1995 war die Geburtsstunde des Virtual Boy, einer Spielkonsole von Nintendo, bestehend aus einer taucherbrillenähnlichen Brille und einem Controller. Potenzielle Käufer waren allerdings wohl nicht so recht überzeugt und so verschwand sie im gleichen Jahr wieder in der Versenkung. Ob Preston Walker und Henry Allen alias Virtual Boy der Konsole mit ihrem Künstlernamen huldigen wollen, ist nicht klar. Der Bitwelt (und damit auch Genres wie Chiptune) liegt die musikalische Ästhetik des Duos allerdings nicht sehr fern – auch wenn die beiden, die sich während des Musikstudiums kennen lernten, ursprünglich eine klassische Ausbildung genossen haben.

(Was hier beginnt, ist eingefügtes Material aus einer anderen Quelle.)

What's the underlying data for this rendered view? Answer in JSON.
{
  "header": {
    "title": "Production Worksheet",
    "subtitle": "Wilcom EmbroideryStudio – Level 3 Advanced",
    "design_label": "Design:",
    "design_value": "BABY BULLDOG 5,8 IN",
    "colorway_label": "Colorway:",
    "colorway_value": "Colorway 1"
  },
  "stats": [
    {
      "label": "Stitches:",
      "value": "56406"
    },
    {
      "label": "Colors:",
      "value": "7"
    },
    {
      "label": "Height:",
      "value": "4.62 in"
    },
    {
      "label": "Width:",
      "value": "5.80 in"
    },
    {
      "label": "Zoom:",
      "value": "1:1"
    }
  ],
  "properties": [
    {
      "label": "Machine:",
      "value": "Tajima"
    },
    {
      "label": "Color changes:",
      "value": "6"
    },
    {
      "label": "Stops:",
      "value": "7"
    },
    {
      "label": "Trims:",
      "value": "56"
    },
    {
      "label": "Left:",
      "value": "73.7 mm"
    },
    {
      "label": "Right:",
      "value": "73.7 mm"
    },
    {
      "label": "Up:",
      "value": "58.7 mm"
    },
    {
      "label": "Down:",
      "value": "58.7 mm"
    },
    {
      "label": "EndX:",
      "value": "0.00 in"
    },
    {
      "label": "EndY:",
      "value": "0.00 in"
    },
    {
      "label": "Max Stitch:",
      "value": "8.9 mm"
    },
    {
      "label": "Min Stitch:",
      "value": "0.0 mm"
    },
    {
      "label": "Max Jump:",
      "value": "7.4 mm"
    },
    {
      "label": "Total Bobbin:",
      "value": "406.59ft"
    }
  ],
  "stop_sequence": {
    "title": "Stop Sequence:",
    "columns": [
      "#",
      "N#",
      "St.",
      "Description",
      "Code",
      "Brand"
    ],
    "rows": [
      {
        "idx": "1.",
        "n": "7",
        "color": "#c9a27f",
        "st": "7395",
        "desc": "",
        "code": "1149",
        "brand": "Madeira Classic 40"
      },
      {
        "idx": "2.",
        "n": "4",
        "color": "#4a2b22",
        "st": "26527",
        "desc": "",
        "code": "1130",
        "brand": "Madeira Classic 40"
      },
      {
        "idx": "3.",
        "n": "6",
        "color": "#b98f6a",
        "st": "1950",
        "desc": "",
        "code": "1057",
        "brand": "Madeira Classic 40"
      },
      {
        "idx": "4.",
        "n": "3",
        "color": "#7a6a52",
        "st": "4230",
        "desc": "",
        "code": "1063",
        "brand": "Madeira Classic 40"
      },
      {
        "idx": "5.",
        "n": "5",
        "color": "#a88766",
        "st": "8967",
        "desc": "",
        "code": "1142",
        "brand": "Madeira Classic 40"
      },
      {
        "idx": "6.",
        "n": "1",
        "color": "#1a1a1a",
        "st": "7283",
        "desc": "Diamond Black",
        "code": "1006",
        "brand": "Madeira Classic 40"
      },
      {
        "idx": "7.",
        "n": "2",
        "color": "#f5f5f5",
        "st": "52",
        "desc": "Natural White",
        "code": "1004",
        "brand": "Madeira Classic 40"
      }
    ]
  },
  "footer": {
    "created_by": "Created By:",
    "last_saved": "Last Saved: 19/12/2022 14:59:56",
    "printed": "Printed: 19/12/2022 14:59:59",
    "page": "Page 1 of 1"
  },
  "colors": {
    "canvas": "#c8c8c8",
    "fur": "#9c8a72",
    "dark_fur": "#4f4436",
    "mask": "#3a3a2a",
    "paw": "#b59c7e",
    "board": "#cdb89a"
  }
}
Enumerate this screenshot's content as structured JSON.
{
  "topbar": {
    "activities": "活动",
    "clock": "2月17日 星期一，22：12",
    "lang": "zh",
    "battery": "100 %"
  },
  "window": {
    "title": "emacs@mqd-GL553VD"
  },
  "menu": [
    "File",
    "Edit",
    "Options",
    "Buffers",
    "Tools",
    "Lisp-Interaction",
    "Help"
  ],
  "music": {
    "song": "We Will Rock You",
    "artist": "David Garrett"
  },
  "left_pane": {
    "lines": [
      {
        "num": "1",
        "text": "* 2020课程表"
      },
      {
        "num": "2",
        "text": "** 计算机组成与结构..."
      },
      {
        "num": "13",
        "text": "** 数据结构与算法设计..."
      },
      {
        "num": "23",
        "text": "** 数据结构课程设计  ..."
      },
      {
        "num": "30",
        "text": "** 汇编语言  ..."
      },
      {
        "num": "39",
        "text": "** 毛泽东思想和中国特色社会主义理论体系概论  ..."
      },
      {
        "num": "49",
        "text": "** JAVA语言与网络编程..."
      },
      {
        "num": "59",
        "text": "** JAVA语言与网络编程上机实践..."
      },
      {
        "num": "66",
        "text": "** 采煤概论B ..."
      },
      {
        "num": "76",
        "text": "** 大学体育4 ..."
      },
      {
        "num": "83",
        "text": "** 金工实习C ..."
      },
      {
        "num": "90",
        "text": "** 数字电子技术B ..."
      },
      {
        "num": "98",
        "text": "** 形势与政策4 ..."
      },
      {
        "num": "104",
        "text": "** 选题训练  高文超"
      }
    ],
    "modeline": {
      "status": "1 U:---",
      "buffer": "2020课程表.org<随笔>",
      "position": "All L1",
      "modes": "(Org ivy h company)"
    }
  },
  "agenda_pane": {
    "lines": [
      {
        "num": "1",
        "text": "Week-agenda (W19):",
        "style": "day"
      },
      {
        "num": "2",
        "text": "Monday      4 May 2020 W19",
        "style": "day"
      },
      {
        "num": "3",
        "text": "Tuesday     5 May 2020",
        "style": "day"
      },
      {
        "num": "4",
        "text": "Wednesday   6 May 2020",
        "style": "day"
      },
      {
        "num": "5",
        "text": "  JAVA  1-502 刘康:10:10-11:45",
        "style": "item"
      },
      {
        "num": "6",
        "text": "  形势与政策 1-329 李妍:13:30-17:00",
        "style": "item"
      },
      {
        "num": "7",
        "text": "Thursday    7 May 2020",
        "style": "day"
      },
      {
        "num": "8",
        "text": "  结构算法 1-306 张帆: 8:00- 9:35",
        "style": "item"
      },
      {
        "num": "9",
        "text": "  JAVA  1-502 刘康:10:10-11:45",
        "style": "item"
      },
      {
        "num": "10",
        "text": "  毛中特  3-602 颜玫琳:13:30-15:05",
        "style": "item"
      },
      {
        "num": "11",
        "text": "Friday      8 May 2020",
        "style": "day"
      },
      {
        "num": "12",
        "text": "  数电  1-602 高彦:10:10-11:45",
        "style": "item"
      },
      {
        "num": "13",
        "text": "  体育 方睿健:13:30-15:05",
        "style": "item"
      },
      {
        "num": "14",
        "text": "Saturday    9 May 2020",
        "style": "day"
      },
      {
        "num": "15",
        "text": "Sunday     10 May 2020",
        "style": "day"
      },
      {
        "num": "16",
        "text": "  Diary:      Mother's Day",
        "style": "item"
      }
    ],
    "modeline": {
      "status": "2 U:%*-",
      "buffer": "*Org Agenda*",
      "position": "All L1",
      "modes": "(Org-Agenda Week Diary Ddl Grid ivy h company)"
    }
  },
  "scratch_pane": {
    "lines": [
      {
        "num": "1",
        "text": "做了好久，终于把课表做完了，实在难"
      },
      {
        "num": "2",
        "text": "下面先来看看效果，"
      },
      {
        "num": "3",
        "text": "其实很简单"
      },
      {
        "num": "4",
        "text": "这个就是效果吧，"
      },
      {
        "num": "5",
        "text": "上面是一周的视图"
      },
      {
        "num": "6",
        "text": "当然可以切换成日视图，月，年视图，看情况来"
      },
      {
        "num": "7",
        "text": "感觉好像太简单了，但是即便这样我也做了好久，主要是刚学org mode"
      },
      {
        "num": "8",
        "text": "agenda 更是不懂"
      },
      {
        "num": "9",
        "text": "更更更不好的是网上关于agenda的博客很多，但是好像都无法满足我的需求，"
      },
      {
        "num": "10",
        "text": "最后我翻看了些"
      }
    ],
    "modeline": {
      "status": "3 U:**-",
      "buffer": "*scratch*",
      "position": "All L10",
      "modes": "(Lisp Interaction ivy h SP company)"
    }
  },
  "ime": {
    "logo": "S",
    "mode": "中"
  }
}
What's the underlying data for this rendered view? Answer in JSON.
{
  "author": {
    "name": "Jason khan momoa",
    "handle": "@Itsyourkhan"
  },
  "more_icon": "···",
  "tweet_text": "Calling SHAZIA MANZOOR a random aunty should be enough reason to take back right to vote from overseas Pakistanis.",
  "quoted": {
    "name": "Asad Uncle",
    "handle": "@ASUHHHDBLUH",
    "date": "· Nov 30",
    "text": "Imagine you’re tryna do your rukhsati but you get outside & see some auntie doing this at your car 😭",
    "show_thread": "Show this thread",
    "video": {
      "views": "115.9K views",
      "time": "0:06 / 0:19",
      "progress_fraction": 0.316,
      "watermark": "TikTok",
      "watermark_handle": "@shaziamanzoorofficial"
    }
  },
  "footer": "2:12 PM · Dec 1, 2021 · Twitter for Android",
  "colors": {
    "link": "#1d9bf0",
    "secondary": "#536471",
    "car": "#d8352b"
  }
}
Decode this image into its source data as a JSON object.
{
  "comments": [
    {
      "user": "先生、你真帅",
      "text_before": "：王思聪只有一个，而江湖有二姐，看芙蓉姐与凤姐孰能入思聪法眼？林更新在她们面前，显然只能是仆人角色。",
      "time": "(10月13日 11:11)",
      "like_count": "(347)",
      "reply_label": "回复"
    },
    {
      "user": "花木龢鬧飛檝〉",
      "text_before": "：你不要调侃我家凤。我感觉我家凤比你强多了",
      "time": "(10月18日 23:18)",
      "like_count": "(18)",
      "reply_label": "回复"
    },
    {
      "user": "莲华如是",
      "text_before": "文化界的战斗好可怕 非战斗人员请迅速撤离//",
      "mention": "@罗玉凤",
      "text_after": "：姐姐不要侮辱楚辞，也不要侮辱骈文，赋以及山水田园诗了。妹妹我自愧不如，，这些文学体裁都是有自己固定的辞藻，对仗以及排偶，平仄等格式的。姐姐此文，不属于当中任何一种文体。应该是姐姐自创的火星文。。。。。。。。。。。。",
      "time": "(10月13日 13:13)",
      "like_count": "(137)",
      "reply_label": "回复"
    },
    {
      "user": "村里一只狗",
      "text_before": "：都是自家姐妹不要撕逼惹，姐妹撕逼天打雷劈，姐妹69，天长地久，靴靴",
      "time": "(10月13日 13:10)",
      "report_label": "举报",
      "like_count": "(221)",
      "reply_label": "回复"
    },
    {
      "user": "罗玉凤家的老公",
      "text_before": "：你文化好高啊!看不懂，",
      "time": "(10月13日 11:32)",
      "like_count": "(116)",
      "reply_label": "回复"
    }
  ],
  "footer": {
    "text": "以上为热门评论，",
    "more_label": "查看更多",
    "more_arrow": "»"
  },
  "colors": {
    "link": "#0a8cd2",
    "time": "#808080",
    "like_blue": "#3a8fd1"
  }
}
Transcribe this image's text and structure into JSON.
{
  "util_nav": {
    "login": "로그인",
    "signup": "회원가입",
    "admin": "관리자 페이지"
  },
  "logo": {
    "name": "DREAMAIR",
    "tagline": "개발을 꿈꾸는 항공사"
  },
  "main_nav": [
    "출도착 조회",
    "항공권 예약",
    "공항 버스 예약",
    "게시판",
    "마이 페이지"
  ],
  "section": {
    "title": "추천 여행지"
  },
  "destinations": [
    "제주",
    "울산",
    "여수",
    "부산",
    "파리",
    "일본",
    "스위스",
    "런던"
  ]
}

Bisher brachten Walker und Allen zwei EPs heraus, die letzte namens „Symphony No. Nøne“ auf Alpha Pup, wo jetzt auch ihr erster Langspieler erscheint. Auch wenn vor allem der Eröffnungstrack ihres Debuts stark nach gepimpten Videospielsounds klingt, stellen Virtual Boy im Vergleich zu ihren bisherigen Veröffentlichungen die Bitästhetik stark zurück. Der Eröffnungstrack „Motion Control“ und auch der folgende Track, „Go Johny, Yeah!“ marschieren rockstarmäßig wie eine Mischung aus Daft Punk, Eskmo und Ratatat selbstbewusst los.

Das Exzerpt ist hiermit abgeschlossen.